BACKGROUND: The use of non-Cartesian MRI trajectories at golden angle increments has the advantage of allowing retrospective motion correction and image-based gating using intermediate real-time reconstructions. However, when the acquired data is cardiac binned for CINE imaging, trajectories are found to cluster together at certain heart rates and leave large unsampled gaps in k-space, leading to image artifacts. In this work, we (1) demonstrate an approach to reduce clustering by inserting additional angular rotations periodically within the trajectory, and (2) optimize for these additional angles using particle swarm optimization while still allowing for important intermediate reconstructions.

METHODS: Three acquisition models were simulated under constant and variable heart rates: traditional golden angle (Mtrd ), random additional angles (Mrnd ), and optimized additional angles (Mopt ). To analyze clustering, the standard deviation of the trajectory angular differences (STAD) was computed. The resulting distributions of STAD were compared through their interquartile ranges and the Kolmogorov-Smirnov test (significance level: p = 0.05). Agreement between a reference image reconstructed with uniform sampling and images obtained from Mtrd , Mrnd , and Mopt was analyzed by computing the structural similarity index measure (SSIM) and its interquartile range. Mtrd and Mopt were then compared in 3 healthy adults at 3 levels of heart rate variability (high, low and none).

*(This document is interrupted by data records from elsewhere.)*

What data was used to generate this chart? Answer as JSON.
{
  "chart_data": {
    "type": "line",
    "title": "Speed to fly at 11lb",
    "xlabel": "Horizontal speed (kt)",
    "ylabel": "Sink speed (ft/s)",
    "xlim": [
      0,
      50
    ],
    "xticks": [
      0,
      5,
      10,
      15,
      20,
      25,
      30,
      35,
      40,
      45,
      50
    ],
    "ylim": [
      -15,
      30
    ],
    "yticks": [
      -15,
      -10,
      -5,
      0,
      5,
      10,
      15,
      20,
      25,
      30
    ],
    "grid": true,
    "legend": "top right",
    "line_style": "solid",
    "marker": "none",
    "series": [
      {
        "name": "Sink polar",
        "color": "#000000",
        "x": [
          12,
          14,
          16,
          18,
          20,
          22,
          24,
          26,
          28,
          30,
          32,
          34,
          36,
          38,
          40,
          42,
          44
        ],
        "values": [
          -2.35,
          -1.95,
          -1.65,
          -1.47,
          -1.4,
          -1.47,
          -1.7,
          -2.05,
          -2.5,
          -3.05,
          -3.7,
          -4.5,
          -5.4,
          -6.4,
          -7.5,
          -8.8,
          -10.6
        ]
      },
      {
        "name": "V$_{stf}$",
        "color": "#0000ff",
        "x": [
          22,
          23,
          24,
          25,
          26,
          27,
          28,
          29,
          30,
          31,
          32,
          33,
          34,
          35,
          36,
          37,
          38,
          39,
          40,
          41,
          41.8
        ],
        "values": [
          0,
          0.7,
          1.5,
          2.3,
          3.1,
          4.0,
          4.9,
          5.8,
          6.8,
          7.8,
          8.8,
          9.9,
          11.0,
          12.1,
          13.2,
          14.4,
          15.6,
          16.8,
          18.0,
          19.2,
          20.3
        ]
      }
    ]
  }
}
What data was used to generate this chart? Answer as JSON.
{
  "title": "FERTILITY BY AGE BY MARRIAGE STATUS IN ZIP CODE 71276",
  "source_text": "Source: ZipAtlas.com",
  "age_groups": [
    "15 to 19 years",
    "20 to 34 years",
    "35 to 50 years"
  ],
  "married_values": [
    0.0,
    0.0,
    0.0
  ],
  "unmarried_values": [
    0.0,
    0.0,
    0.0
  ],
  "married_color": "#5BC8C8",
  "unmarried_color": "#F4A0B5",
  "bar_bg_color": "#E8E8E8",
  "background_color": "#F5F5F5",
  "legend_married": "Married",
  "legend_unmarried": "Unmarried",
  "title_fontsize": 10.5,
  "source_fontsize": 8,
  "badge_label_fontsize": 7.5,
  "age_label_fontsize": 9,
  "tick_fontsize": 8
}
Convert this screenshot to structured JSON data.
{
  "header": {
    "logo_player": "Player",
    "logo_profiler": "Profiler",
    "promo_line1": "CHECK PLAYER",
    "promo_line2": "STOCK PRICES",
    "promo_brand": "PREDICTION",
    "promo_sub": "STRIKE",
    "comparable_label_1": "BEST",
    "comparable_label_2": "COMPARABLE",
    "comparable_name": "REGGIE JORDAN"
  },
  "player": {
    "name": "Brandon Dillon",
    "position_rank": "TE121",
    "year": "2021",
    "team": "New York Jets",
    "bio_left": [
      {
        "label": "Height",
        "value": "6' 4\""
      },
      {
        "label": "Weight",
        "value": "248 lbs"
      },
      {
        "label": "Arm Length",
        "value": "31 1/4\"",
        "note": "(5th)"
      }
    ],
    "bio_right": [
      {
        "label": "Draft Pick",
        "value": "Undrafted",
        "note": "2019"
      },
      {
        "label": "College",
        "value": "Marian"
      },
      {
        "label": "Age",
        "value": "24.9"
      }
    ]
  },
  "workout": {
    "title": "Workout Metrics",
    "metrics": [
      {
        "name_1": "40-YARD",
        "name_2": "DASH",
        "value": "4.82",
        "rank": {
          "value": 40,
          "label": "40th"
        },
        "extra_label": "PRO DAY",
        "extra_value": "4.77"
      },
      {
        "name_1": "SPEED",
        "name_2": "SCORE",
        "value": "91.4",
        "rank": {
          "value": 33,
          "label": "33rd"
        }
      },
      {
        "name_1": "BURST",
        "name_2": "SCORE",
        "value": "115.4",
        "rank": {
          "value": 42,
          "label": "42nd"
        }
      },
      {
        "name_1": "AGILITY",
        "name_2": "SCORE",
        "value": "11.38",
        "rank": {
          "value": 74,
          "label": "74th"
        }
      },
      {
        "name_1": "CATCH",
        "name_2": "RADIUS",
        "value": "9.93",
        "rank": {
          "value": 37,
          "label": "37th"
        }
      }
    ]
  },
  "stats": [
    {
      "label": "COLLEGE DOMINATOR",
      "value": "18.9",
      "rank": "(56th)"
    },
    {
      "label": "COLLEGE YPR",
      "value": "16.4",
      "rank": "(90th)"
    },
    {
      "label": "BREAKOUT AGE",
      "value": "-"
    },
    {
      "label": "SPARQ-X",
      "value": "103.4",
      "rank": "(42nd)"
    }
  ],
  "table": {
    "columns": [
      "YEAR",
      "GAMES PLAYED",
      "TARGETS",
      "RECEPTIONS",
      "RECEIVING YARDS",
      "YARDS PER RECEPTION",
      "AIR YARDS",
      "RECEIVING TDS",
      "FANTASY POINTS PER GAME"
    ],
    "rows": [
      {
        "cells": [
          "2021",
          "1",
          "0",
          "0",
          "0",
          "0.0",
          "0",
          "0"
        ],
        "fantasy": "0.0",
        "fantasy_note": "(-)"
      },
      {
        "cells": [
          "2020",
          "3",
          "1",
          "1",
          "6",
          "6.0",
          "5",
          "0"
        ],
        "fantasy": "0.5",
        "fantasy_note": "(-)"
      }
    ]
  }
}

RESULTS: The STAD distributions from Mtrd were significantly different (p < 0.05) from those with the Mopt and Mrnd . The STAD (interquartile range x 10-2 rad) showed that clustering was reduced with Mopt (0.5) and Mrnd (0.5) when compared to Mtrd (1.9) at constant heart rates. Similarly for variable heart rates, Mopt (0.5) and Mrnd (0.5) outperformed Mtrd (0.9). Risk for clustering was reduced with the proposed approach. The SSIM (interquartile range), relative to a ground truth reconstruction, showed that the best image quality was produced by Mopt (0.011), followed by Mrnd (0.014), and Mtrd (0.030), which produced the worst image quality. In-vivo studies showed that at reduced heart variability Mopt outperformed Mtrd with reduced risk for clustering. In high heartrate variability, both models performed well.

CONCLUSION: This approach reduces occurrences of clustering in k-space and improves resulting image quality without affecting acquisition time.